So another day another issue with payment schemes from companies and developers that should know better by now. Or already rich enough that they really don’t need to yet try to milk the most they can anyways
This time it’s from the Blizzard machine, and the Heroes of the storm model which I first read about over at Player vs Developer and then more at reddit. I can’t say I’m surprised but I am a little shocked that they are charging such a premium for the characters and skins within their game and how such a small thing impacts their game in rather restrictive ways.
You can also be paying a lot less (or nothing) if you’re prepared to tolerate various limitations. The price is that we end up with models where your experience is impacted no matter how much you are willing to pay
It reminds me a little of the issues I had recently with playing and paying for Dead Island Epidemic. Yes you could grind out the in-game coinage to earn characters and such but it is at a rate that often bores or inhibits play. Of course the haves and have nots of a group ended up getting in the way of gameplay with the purchased characters have certain advantages in the particular game modes, especially in pvp.
The bit that rubs me too is that the Developers, and even some players think they are being so generous by providing an alternate route to paying yet don’t realize how prohibitive such measures often are. Usually this is their reasoning behind charging exorbitant prices when they can not understanding that if they were charging something reasonable then people wouldn’t bother to grind as much and visit the shop more often.

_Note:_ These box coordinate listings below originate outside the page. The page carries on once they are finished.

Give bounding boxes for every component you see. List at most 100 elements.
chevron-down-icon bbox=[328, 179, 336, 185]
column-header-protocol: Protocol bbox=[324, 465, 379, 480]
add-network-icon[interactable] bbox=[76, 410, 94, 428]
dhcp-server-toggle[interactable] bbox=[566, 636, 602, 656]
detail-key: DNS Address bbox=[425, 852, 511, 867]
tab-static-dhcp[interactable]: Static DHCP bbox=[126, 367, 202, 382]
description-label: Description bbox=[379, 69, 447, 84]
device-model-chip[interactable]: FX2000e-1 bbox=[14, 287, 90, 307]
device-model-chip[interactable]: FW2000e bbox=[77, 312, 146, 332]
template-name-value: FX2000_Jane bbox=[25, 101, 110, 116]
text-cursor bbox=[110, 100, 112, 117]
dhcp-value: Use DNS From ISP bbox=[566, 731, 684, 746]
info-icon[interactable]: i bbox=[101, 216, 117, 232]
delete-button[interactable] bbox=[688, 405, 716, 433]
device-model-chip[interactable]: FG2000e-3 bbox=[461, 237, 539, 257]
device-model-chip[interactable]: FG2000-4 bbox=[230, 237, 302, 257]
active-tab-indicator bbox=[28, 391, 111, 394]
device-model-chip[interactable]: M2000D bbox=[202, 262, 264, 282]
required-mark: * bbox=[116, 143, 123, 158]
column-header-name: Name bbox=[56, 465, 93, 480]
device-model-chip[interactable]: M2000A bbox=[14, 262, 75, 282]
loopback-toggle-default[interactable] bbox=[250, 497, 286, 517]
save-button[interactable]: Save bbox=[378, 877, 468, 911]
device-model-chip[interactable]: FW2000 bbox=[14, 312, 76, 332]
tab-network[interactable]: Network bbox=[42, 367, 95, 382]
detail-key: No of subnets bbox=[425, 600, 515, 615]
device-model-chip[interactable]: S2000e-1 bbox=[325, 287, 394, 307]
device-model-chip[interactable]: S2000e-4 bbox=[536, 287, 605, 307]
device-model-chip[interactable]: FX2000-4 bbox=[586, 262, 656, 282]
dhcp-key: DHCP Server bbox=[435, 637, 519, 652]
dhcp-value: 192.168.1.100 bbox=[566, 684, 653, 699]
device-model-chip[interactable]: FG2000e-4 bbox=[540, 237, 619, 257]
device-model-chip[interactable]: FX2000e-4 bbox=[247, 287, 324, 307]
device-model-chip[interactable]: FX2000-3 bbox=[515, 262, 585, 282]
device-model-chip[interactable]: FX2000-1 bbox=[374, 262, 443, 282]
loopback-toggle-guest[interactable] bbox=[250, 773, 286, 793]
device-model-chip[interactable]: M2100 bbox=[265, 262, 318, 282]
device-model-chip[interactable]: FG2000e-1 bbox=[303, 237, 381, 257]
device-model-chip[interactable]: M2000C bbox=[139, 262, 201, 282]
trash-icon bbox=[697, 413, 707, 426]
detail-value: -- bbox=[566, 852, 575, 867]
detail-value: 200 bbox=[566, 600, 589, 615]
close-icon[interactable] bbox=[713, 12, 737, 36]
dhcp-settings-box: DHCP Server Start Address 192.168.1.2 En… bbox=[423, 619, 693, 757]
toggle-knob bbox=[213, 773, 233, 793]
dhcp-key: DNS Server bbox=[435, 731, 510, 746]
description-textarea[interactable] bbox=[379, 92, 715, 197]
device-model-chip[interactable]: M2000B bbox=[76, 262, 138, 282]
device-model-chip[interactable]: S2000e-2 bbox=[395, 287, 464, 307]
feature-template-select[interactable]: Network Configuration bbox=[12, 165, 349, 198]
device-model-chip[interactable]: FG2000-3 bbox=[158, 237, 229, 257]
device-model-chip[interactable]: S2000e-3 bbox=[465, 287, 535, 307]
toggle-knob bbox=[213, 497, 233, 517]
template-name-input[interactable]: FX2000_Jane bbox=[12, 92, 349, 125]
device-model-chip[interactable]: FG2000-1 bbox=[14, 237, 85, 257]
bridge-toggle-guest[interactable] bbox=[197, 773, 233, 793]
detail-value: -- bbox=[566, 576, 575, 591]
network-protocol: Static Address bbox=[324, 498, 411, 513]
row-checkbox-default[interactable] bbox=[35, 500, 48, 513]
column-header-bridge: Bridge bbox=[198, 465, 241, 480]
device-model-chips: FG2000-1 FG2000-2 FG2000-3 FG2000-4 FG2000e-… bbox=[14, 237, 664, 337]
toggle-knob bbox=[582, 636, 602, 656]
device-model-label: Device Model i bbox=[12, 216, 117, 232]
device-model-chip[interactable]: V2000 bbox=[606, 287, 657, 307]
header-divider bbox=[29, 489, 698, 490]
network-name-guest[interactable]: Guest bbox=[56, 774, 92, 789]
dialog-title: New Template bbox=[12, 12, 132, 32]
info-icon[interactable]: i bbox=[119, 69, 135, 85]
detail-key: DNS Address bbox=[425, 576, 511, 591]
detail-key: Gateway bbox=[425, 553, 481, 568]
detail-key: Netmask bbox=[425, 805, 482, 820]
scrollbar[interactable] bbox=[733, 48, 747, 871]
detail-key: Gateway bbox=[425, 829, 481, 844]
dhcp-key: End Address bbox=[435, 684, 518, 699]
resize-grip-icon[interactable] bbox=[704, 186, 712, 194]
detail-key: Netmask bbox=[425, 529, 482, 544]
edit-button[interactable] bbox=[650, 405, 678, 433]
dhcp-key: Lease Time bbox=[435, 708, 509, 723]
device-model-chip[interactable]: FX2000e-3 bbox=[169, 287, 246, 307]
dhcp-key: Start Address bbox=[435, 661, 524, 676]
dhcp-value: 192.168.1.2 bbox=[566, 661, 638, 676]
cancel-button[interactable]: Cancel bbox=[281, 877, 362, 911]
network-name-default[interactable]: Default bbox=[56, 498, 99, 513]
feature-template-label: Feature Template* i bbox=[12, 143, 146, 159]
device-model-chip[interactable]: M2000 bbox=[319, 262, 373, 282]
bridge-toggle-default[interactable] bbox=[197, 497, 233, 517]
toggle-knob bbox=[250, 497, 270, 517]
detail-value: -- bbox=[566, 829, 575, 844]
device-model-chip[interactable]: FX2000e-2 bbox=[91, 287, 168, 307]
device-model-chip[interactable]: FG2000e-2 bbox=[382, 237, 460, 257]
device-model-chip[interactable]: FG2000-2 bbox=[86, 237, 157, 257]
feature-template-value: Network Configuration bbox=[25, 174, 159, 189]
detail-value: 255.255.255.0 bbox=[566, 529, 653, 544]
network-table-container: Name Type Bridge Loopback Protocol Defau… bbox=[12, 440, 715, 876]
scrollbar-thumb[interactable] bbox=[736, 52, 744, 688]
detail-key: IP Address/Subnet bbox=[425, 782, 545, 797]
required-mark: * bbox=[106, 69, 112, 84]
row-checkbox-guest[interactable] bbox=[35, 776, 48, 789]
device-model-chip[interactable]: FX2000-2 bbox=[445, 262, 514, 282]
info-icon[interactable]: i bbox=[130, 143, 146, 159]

Keen and graev have also been discussing payment models and value and it seems relevant here.
There’s a reason why that product doesn’t have a price tag. Find it, and you’ll find the flaw.
That does seem to be the case lately with a lot of the ftp games I’ve tried. There is always something, a mechanic or implementation of cash shop items that impacts play almost enough to ruin the experience but there is never just one complication within each model and it all seems to add up.
The logic we hold is if a game is fun, or well designed enough then people will pay for it. Something that seems to hold true with how people have now taken to the whole crowd-funding kick, with projects getting millions from eager players interested in an idea. So yeh, people will pay not just for a good game just the potential of one.
Value seems to be something we can actively determine when looking at a game or project but where we see value is a little harder to ascertain as there are a lot of factors that tend to influence our opinions. The hype cycle and marketing of game soften influences purchases without knowing if the game is good or not. We Also often take reviews and Youtubers for their word on products quite often without a personal appraisal of value.
Another issue I think with this modern age of gaming and the prevalence of ftp is how we determine the value of in-game items. Most comparisons we make when determining value are to like objects, games to games but it seems when I make comparisons for in game items I make them towards base games as well. My cost analysis is based on what else I could be getting instead within the industry.
It is here I think the ftp system fails a bit, especially when you try charging premium prices for shiny online baubles. Even if you technically have a good game, a fun game and a quality product that perceived value of digital items is still far more tenuous. It’s something that really doesn’t have any value except what we personally give it and with the rate people change games rather pointless as well.
If I see a character or whatever for ten dollars I think about the other indie games and things on sale that I could get instead… And then buy those. It just isn’t worth it to me. Five dollars and I’m going to be thinking over it though.
It is something I don’t think a lot of companies have come to realise just yet. They are price marking based on comparisons to other cash shops. Continuing the same cycle and the same mistakes like they always seem to do without realising how much this has become a value driven industry. It seems everyone is becoming more of a save consumer, finding best prices waiting for sales say and assigning value, and what we have now with ftpmostly doesn’t fit into that.
The funny thing with spending money too is that it often makes us far more invested in a product. If I’ve never put any money into a game because of its outlandish pricing, or refusal against frustration then there is little investment there but the time I’ve put in. Sometimes that can be enough but not usually. The more I put in, the more I might get invested. The more I put in the longer I might play. It is a cycle of purchasing, playing and getting invested within experiences that used to be an important part of the industry. You buy a box game and you get your money’s worth out of it, and as you’re doing that you learn more about the game and the world, you might get more skilled and of course, get more invested. We are now skipping that first step and you can see the impact with how much being a gaming tourist has taken over.
Time for a change. Time to start appealing to the unwashed masses with these items rather than the whales. Time to make games, and their shops so that most can and will get involved more often and maybe create a better overall experience.